For this study, 49 right-handed men in good physical and mental condition with an average age of 25 underwent 2 brain scans. None of these participants had a history of significant drug or alcohol problems and all of them expressed a preference for drinking beer, as opposed to drinking other forms of alcohol like wine or liquor. There were no women in this study because it was too difficult to find enough women who preferred beer and met the criteria for the inclusion of the study. Right-handedness was a requirement because most people have language capacity on the left side of the brain so researchers wanted to make sure that no differences between the men would interfere with the study.

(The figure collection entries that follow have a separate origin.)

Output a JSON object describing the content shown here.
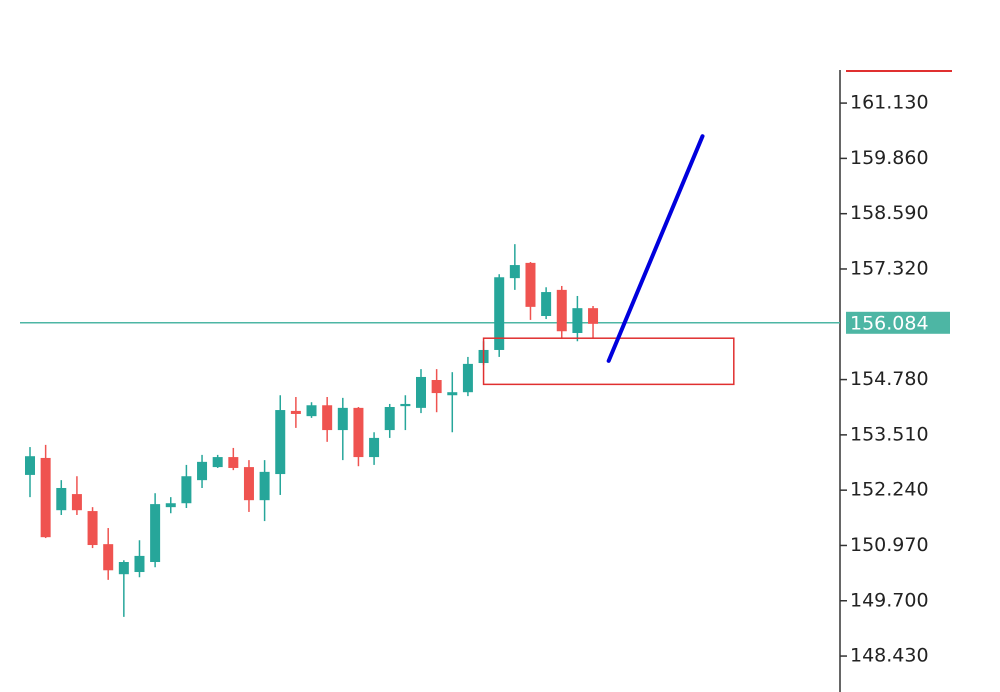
{
  "chart_data": {
    "type": "candlestick",
    "up_color": "#26a69a",
    "down_color": "#ef5350",
    "open": [
      152.59,
      152.98,
      151.78,
      152.15,
      151.76,
      151.0,
      150.31,
      150.36,
      150.59,
      151.85,
      151.94,
      152.47,
      152.77,
      153.0,
      152.77,
      152.01,
      152.61,
      154.06,
      153.94,
      154.19,
      153.62,
      154.13,
      153.0,
      153.62,
      154.17,
      154.13,
      154.77,
      154.42,
      154.49,
      155.16,
      155.46,
      157.11,
      157.46,
      156.24,
      156.84,
      155.85,
      156.42
    ],
    "high": [
      153.23,
      153.28,
      152.47,
      152.56,
      151.85,
      151.37,
      150.63,
      151.09,
      152.17,
      152.08,
      152.82,
      153.05,
      153.05,
      153.21,
      152.93,
      152.93,
      154.42,
      154.38,
      154.26,
      154.38,
      154.36,
      154.15,
      153.57,
      154.22,
      154.42,
      155.02,
      155.02,
      154.95,
      155.3,
      155.66,
      157.2,
      157.89,
      157.48,
      156.9,
      156.93,
      156.7,
      156.47
    ],
    "low": [
      152.08,
      151.14,
      151.67,
      151.67,
      150.91,
      150.18,
      149.33,
      150.24,
      150.47,
      151.71,
      151.83,
      152.29,
      152.75,
      152.7,
      151.74,
      151.53,
      152.13,
      153.67,
      153.9,
      153.35,
      152.93,
      152.79,
      152.82,
      153.44,
      153.62,
      154.01,
      154.03,
      153.57,
      154.4,
      155.11,
      155.3,
      156.84,
      156.15,
      156.17,
      155.73,
      155.66,
      155.73
    ],
    "close": [
      153.02,
      151.16,
      152.29,
      151.78,
      150.98,
      150.4,
      150.59,
      150.73,
      151.92,
      151.94,
      152.56,
      152.89,
      153.0,
      152.75,
      152.01,
      152.66,
      154.08,
      153.99,
      154.19,
      153.62,
      154.13,
      153.0,
      153.44,
      154.15,
      154.22,
      154.84,
      154.47,
      154.49,
      155.14,
      155.46,
      157.13,
      157.41,
      156.45,
      156.79,
      155.89,
      156.42,
      156.06
    ],
    "ylim": [
      147.88,
      161.89
    ],
    "yticks": [
      {
        "value": 161.13,
        "label": "161.130"
      },
      {
        "value": 159.86,
        "label": "159.860"
      },
      {
        "value": 158.59,
        "label": "158.590"
      },
      {
        "value": 157.32,
        "label": "157.320"
      },
      {
        "value": 154.78,
        "label": "154.780"
      },
      {
        "value": 153.51,
        "label": "153.510"
      },
      {
        "value": 152.24,
        "label": "152.240"
      },
      {
        "value": 150.97,
        "label": "150.970"
      },
      {
        "value": 149.7,
        "label": "149.700"
      },
      {
        "value": 148.43,
        "label": "148.430"
      }
    ],
    "price_line": {
      "value": 156.084,
      "color": "#4db6a4"
    },
    "trendline": {
      "x": [
        37,
        43
      ],
      "y": [
        155.21,
        160.37
      ],
      "color": "#0000dd"
    },
    "zone": {
      "x": [
        29,
        45
      ],
      "y": [
        154.67,
        155.73
      ],
      "color": "#e03030"
    }
  }
}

The participants were tested while tasting 15 milliliters, equivalent to about half an ounce, of their beer of choice, while also tasting Gatorade. Researchers mixed beer flavor with a small amount of alcohol to help make sure the participants were experiencing something close to what they would sense when drinking beer. The study showed that compared to Gatorade, beer flavor significantly increased a man’s self-reported desire to drink. The brain scans showed that they alcohol-associated flavor induced the release of dopamine and proved to be greatest in those who had parents or siblings who were alcoholics. Family history of alcoholism is one of the best ways to assess genetic risk.
So for those of you who have parents, siblings or other family members who have drinking problems, be aware that you could be at risk for developing alcoholism. Just one taste of your favorite beer can trigger your brain to want more so think about that, especially if you are driving!